In 1962, brothers Clem and Leigh Nelson purchased 240 acres of wooded hillside facing the Cannon River. After several years of preparation, Welch Village Ski Area opened in 1965, with a 3,500 square-foot chalet.

In 1971, Welch added an 80-unit dormitory and a 120-acre land expansion.

Since 1975, Welch has hosted the Welch Village Invitational, the largest high school alpine ski race event in the United States.

Leigh from his job as an engineer at 3M and bought out his brother Clem and became the sole owner in 1993.

In 2008, Welch opened a new "back bowl" with 15 new runs across 80 acres, serviced by a 1,300-foot quad lift. The bowl consists of only black-steepness runs, some with over 300 feet of vertical drop.

Welch Village has a large chalet with two cafeteria-style restaurants.
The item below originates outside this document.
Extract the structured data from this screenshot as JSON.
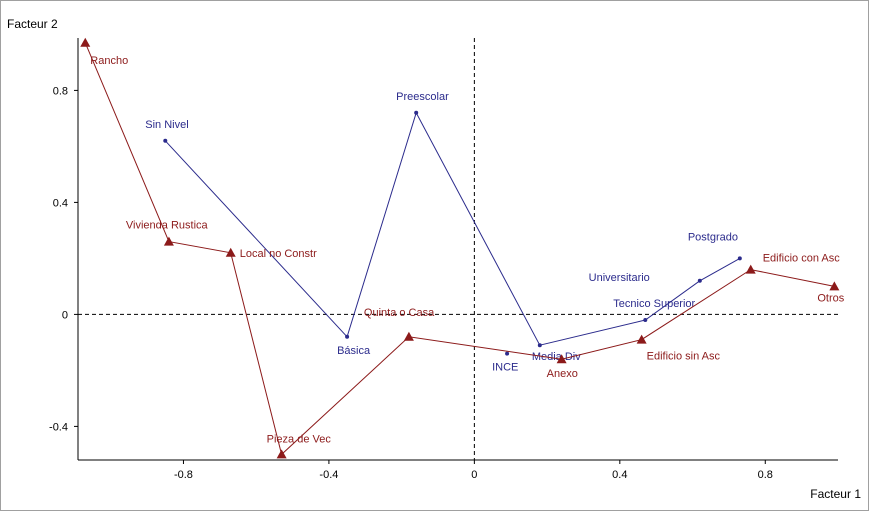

Madd Jaxx bar serves alcohol near the triple lift on the east side of the resort.

There are eight chairlifts and four surface lifts at Welch Village: a Riblet Triple chairlift (1979), three Doppelmayr Quad chairlifts (2008/2010/2021), three Riblet Quad chairlifts (1989/1990/1999), a SkyTrac Quad chairlift (2025), two Magic Carpet surface lifts, a fixed rope tow, and a portable rope tow.

Leigh Nelson died in 2023 at the age of 94. As of 2023, Welch is operated by his grandson, Peter Zotalis.